The banking sector must focus urgently on addressing the “very low” levels of trust farmers have in lenders, an Irish Banking Culture Board (IBCB) report has concluded after including farmers as a separate reporting category for the first time.
The recommendation came as farmers were reported to have far lower levels of trust in banks than the general public and non-agricultural business owners.
It was also found that farmers have a more pessimistic outlook of the economy than non-farmers, as 79% of the farmers interviewed believed that the economy will worsen over the coming year.
The majority of farmers interviewed cited input cost volatility, rising energy prices and the war in Ukraine as top causes of financial concern.
The report commented that these new financial concerns were “dwarfing” worries that had been cited in last year’s interviews.
Farmers were also questioned on the changing regulatory environment in which they farm, which most said they were concerned about.
Just under one third of farmers were also worried about succession planning.
The interviews were conducted with 1,002 members of the general public, with the 98 farmer interviewees recruited through the Irish Farmers' Association's (IFA) database.
Almost half of all farmer participants agreed that banks “do not deliver a quality service”, while four in 10 thought that lenders are not sufficiently responsive when dealing with farmers.
The IBCB responded to the findings by reiterating that it saw no “quick fix” to rectifying such farmer views, stating that a “consistent focus on customers” is needed to improve the metrics on trust.
It added that a farming-specific event would be held in autumn of this year to address “some of the concerns identified”.
IFA treasurer and member of IBCB’s board Martin Stapleton stated that the absence of trust among the farming community must be addressed “without delay”.
“Farmers are integral to Ireland’s heritage and economy and their perspective needs to be understood, esteemed and supported and their needs met by banks,” Stapleton commented.
The findings of the report are in line with the IFA’s messaging on finance and are understandable given recent developments in the banking sector, according to the association’s farm business chair Rose Mary McDonagh.
“The results today are particularly bleak and support what we in the IFA have been saying for some time,” said McDonagh on the release of the report.
“It’s hardly surprising that sentiment towards the banks is so negative among farmers, when you consider the Ulster Bank exit and the level of branch closures [and] withdrawal of services throughout rural Ireland.
“You’d hardly know anyone now in the bank.

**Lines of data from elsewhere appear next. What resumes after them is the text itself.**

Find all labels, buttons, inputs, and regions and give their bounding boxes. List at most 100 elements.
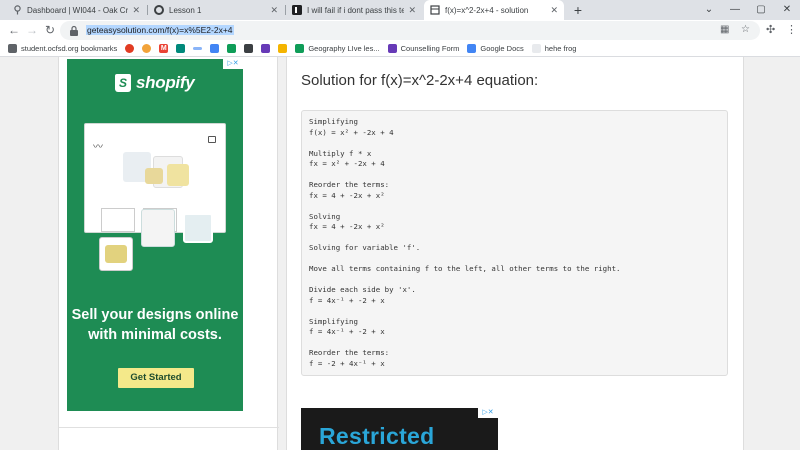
canvas-icon [154,5,164,15]
tab-title: I will fail if i dont pass this test p [307,5,405,15]
blank-icon [531,44,541,53]
new-tab-button[interactable]: + [570,2,586,18]
solution-line: Solving for variable 'f'. [309,243,421,252]
tab-brainly[interactable]: I will fail if i dont pass this test p ✕ [286,0,422,20]
bookmark-label: hehe frog [544,44,577,53]
tshirt-image [141,209,175,247]
solution-line: Simplifying [309,316,358,326]
bookmark-bulb[interactable] [142,44,152,53]
bookmarks-bar: student.ocfsd.org bookmarks M Geography … [0,41,800,57]
back-button[interactable]: ← [6,22,22,38]
forms-icon [261,44,271,53]
tab-title: f(x)=x^2-2x+4 - solution [445,5,529,15]
shopify-bag-icon [115,74,131,92]
shopify-wordmark: shopify [136,73,195,92]
solution-line: fx = 4 + -2x + x² [309,222,385,231]
tab-lesson[interactable]: Lesson 1 ✕ [148,0,284,20]
shopify-ad[interactable]: ▷✕ shopify 〰 Sell your designs online wi… [67,59,243,411]
solution-line: f = 4x⁻¹ + -2 + x [309,327,385,336]
bookmark-hehe-frog[interactable]: hehe frog [531,44,577,53]
bookmark-label: Counselling Form [400,44,460,53]
get-started-button[interactable]: Get Started [118,368,194,388]
framed-print-image [183,213,213,243]
canvas-icon [125,44,135,53]
qr-code-icon[interactable]: ▦ [720,24,729,35]
shopify-logo: shopify [115,73,195,93]
mug-print [105,245,127,263]
bookmark-counselling[interactable]: Counselling Form [387,44,460,53]
menu-icon[interactable]: ⋮ [786,23,797,36]
left-sidebar: ▷✕ shopify 〰 Sell your designs online wi… [58,57,279,450]
solution-line: f = 4x⁻¹ + -2 + x [309,295,385,305]
divider [59,427,279,428]
bookmark-folder[interactable]: student.ocfsd.org bookmarks [8,44,117,53]
ad-headline: Sell your designs online with minimal co… [71,307,239,343]
solution-line: Solving [309,211,341,221]
close-icon[interactable]: ✕ [550,5,558,16]
bookmark-slides[interactable] [278,44,288,53]
gmail-icon: M [159,44,169,53]
adchoices-icon[interactable]: ▷✕ [223,59,243,69]
bulb-icon [142,44,152,53]
close-icon[interactable]: ✕ [132,5,140,16]
bookmark-classroom[interactable] [244,44,254,53]
sheets-icon [227,44,237,53]
restricted-ad[interactable]: ▷✕ Restricted [301,408,498,450]
bookmark-line[interactable] [193,47,203,50]
bookmark-google-docs[interactable]: Google Docs [467,44,524,53]
extensions-icon[interactable]: ✣ [766,23,775,36]
browser-toolbar: ← → ↻ geteasysolution.com/f(x)=x%5E2-2x+… [0,20,800,41]
bookmark-forms[interactable] [261,44,271,53]
bookmark-geography[interactable]: Geography LIve les... [295,44,380,53]
solution-line: f = -2 + 4x⁻¹ + x [309,358,385,368]
bookmark-gmail[interactable]: M [159,44,169,53]
bookmark-meet[interactable] [176,44,186,53]
close-icon[interactable]: ✕ [270,5,278,16]
bookmark-label: Google Docs [480,44,524,53]
solution-line: Reorder the terms: [309,348,390,357]
maximize-button[interactable]: ▢ [748,0,774,20]
forward-button[interactable]: → [24,22,40,38]
solution-line: Multiply f * x [309,148,372,158]
lock-icon[interactable] [69,24,81,36]
pillow-image [145,168,163,184]
bookmark-sheets[interactable] [227,44,237,53]
solution-line: Reorder the terms: [309,180,390,189]
bookmark-label: Geography LIve les... [308,44,380,53]
folder-icon [8,44,17,53]
page-content: ▷✕ shopify 〰 Sell your designs online wi… [0,57,800,450]
line-icon [193,47,203,50]
solution-line: Divide each side by 'x'. [309,285,416,294]
solution-line: f(x) = x² + -2x + 4 [309,127,394,137]
tab-dashboard[interactable]: Dashboard | WI044 - Oak Creek- ✕ [6,0,146,20]
address-bar[interactable]: geteasysolution.com/f(x)=x%5E2-2x+4 ▦ ☆ [60,21,760,40]
solution-line: fx = 4 + -2x + x² [309,190,385,200]
bookmark-docs[interactable] [210,44,220,53]
bookmark-star-icon[interactable]: ☆ [741,24,750,35]
tab-search-icon[interactable]: ⌄ [696,0,722,20]
meet-icon [176,44,186,53]
brainly-icon [292,5,302,15]
minimize-button[interactable]: — [722,0,748,20]
close-icon[interactable]: ✕ [408,5,416,16]
bookmark-label: student.ocfsd.org bookmarks [21,44,118,53]
main-content: Solution for f(x)=x^2-2x+4 equation: Sim… [286,57,744,450]
solution-line: fx = x² + -2x + 4 [309,159,385,168]
tab-solution[interactable]: f(x)=x^2-2x+4 - solution ✕ [424,0,564,20]
bookmark-canvas[interactable] [125,44,135,53]
cart-icon [208,136,216,143]
url-text[interactable]: geteasysolution.com/f(x)=x%5E2-2x+4 [86,25,234,35]
reload-button[interactable]: ↻ [42,22,58,38]
close-window-button[interactable]: ✕ [774,0,800,20]
adchoices-icon[interactable]: ▷✕ [478,408,498,418]
page-icon [430,5,440,15]
solution-line: Move all terms containing f to the left,… [309,264,621,273]
classroom-icon [244,44,254,53]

Bank officials don’t know farmers or understand their business either. It’s a far cry from what it was in the past,” she claimed.
Under ‘huge pressure'
The farm business chair added that farmers’ financial situation is one of immense pressure, given surging input costs’ impact on farm margins.
“There is huge financial pressure, uncertainty and worry among farmers at the minute. Farmers across all sectors are being hit by an array of spiralling input costs, which are eroding already low margins for most,” McDonagh added.
“Farmers need to know that their financial provider is there for them when needed and that they have a range of low-cost finance options to meet their business and financial needs. Anything less is just not acceptable.”